Researchers created advertisements for various types of work across North Carolina without targeting the particular audience — doctors, lumberjacks, AI developers, taxi driver, cashier, etc. but the Facebook algorithm has automatically discriminated the ads according to their preferences which results in –
• Lumberjacks jobs were delivered to 72% white and 90% male.
• Cashier job was given to 85% of females audiences.
• The job of taxi drivers was delivered to a 75% black audience.
In a statement, Facebook’s spokesperson said that they have made changes to its ads platform to deliver the best experience on users’ desk.
“We’ve announced important changes to our ad targeting tools and know that this is only a first step. We’ve been looking at our ad delivery system and have engaged industry leaders, academics and civil rights experts on this very topic – and we’re exploring more changes.”
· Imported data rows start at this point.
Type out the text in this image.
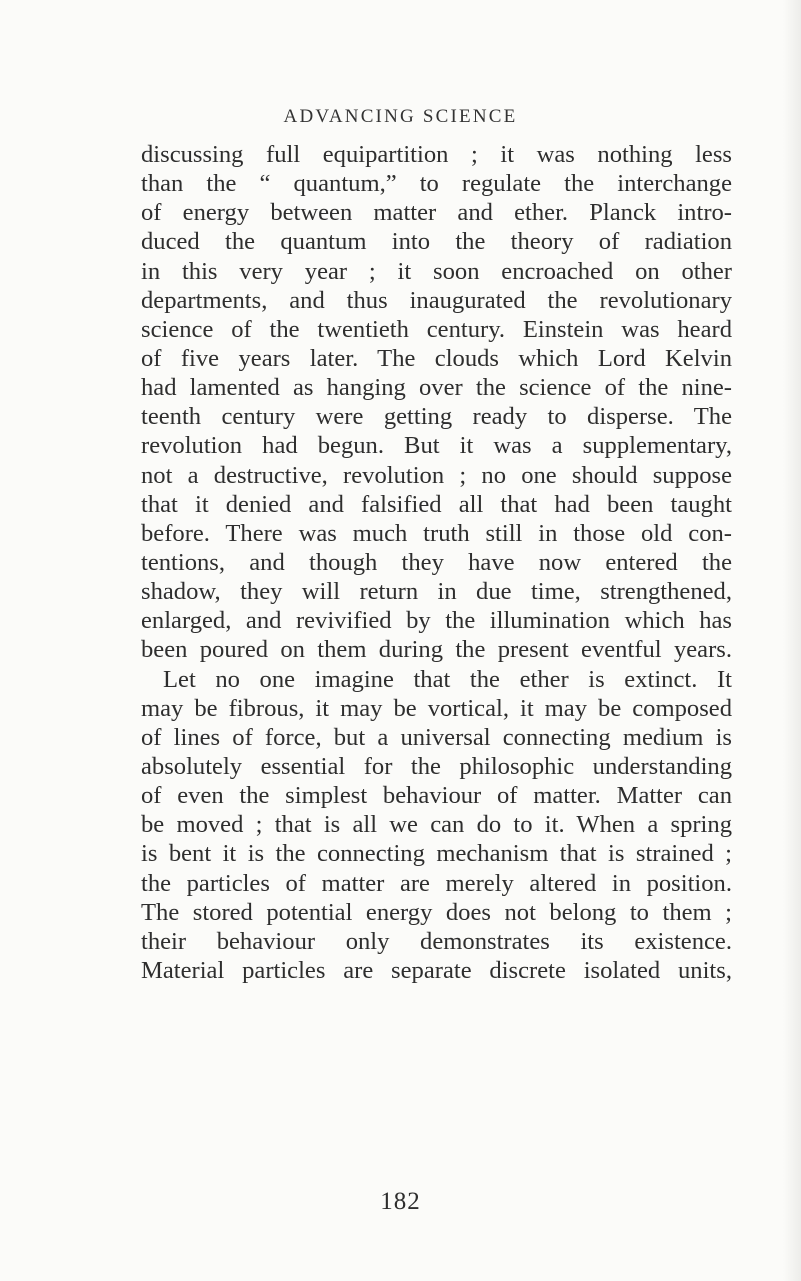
ADVANCING SCIENCE
discussing full equipartition ; it was nothing less
than the “ quantum,” to regulate the interchange
of energy between matter and ether. Planck intro-
duced the quantum into the theory of radiation
in this very year ; it soon encroached on other
departments, and thus inaugurated the revolutionary
science of the twentieth century. Einstein was heard
of five years later. The clouds which Lord Kelvin
had lamented as hanging over the science of the nine-
teenth century were getting ready to disperse. The
revolution had begun. But it was a supplementary,
not a destructive, revolution ; no one should suppose
that it denied and falsified all that had been taught
before. There was much truth still in those old con-
tentions, and though they have now entered the
shadow, they will return in due time, strengthened,
enlarged, and revivified by the illumination which has
been poured on them during the present eventful years.
Let no one imagine that the ether is extinct. It
may be fibrous, it may be vortical, it may be composed
of lines of force, but a universal connecting medium is
absolutely essential for the philosophic understanding
of even the simplest behaviour of matter. Matter can
be moved ; that is all we can do to it. When a spring
is bent it is the connecting mechanism that is strained ;
the particles of matter are merely altered in position.
The stored potential energy does not belong to them ;
their behaviour only demonstrates its existence.
Material particles are separate discrete isolated units,
182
As per the researcher’s reports, they also ran same ads to the same public but with different budgets. Users who saw the ads ranged above 55% of men with very low budget ads to less than 45% men for ads with high budget ads. Ads targeting the same audience but including a creative element referring to those people who are interested in that particular ad content. For example, the ads related to bikes, and bodybuilding can deliver to more than 80% men, whereas ads with creative elements like cosmetics products could deliver to more than 90% women.